27. La Cour rappelle que, lorsqu'elle constate une violation de la Convention, elle peut accorder le paiement des frais et dépens exposés devant les juridictions internes, mais uniquement lorsqu'ils ont été engagés « pour prévenir ou faire corriger par celles-ci ladite violation » (voir, notamment, l'arrêt Zimmermann et Steiner c. Suisse du 13 juillet 1983, série A no 66, § 36). La Cour concluant exclusivement à une violation du droit du requérant à voir sa cause entendue dans un « délai raisonnable », tel n'est à l'évidence pas le cas en l'espèce s'agissant des frais engagés devant les juridictions internes. Il y a donc lieu de rejeter cet aspect de la demande du requérant.
Pour le reste, la Cour rappelle que, dans la phase de la procédure consécutive à la décision sur la recevabilité de sa requête, un requérant ne peut en principe être représenté devant elle que par un conseil habilité à exercé dans l'une des Parties contractantes (article 36 §§ 3 et 4 du règlement). La Cour en a déduit que, lorsque son représentant ne remplit pas cette condition (comme en l'espèce), un requérant peut obtenir le remboursement des frais de représentation engagés antérieurement à la décision sur la recevabilité mais pas de ceux engagés postérieurement (voir, notamment l'arrêt Lutz précité, § 27). En l'espèce, la Cour ayant examiné en même temps la recevabilité et le fond de l'affaire, le requérant est habilité à solliciter le paiement de la totalité de ses frais de représentation (ibidem). La Cour juge cependant le montant réclamé excessif.

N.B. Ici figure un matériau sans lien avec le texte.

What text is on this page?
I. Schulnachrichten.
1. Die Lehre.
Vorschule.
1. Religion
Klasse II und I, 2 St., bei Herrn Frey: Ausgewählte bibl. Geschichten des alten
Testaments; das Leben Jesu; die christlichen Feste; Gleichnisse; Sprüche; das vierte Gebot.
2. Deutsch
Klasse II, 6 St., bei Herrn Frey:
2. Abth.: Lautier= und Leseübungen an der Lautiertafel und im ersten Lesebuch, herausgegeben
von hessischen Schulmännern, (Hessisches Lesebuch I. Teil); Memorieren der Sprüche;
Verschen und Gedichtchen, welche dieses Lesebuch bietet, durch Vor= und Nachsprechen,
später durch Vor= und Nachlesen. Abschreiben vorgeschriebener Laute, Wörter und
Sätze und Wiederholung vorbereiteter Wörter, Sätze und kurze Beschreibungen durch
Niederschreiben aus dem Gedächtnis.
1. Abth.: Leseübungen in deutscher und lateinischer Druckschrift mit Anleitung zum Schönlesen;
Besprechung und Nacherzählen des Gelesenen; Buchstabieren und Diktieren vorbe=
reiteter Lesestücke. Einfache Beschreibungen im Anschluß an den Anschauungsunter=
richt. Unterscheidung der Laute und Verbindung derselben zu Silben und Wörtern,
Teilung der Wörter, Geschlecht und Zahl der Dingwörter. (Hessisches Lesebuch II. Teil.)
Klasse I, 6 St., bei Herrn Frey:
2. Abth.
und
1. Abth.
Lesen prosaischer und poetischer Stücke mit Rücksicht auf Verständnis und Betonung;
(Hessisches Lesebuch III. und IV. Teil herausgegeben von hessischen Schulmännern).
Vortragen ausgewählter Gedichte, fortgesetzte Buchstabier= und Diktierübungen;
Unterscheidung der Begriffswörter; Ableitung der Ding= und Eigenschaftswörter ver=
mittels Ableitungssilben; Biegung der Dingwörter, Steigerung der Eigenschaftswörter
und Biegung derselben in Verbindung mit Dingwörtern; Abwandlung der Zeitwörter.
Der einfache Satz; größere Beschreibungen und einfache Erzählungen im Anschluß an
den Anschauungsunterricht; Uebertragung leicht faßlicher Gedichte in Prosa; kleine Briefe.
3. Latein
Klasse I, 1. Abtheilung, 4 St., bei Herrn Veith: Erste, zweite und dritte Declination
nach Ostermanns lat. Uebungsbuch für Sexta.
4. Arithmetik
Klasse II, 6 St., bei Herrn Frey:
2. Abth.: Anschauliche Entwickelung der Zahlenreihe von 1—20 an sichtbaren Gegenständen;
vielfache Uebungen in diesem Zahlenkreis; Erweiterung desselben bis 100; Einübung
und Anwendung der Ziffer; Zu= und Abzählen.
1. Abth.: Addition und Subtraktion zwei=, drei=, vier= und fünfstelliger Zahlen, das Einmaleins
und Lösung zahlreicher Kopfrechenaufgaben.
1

Statuant en équité, elle alloue 1 000 EUR au requérant pour frais et dépens, toutes taxes comprises.
C. Intérêts moratoires
28. La Cour juge approprié de baser le taux des intérêts moratoires sur le taux d'intérêt de la facilité de prêt marginal de la Banque centrale européenne majoré de trois points de pourcentage.
PAR CES MOTIFS, LA COUR, À L'UNANIMITÉ,
1. Déclare la requête recevable ;
2. Dit qu'il y a eu violation de l'article 6 § 1 de la Convention ;
3. Dit qu'il y a eu violation de l'article 13 de la Convention ;
4. Dit
a) que l'Etat défendeur doit verser au requérant, dans les trois mois à compter du jour où l'arrêt sera devenu définitif conformément à l'article 44 § 2 de la Convention, 6 000 EUR (six mille euros) pour dommage moral, et, pour frais et dépens, 1 000 EUR (mille euros) toutes taxes comprises ;
b) qu'à compter de l'expiration dudit délai et jusqu'au versement, ces montants seront à majorer d'un intérêt simple à un taux égal à celui de la facilité de prêt marginal de la Banque centrale européenne applicable pendant cette période, augmenté de trois points de pourcentage ;
5. Rejette la demande de satisfaction équitable pour le surplus.
Fait en français, puis communiqué par écrit le 17 juin 2003 en application de l'article 77 §§ 2 et 3 du règlement.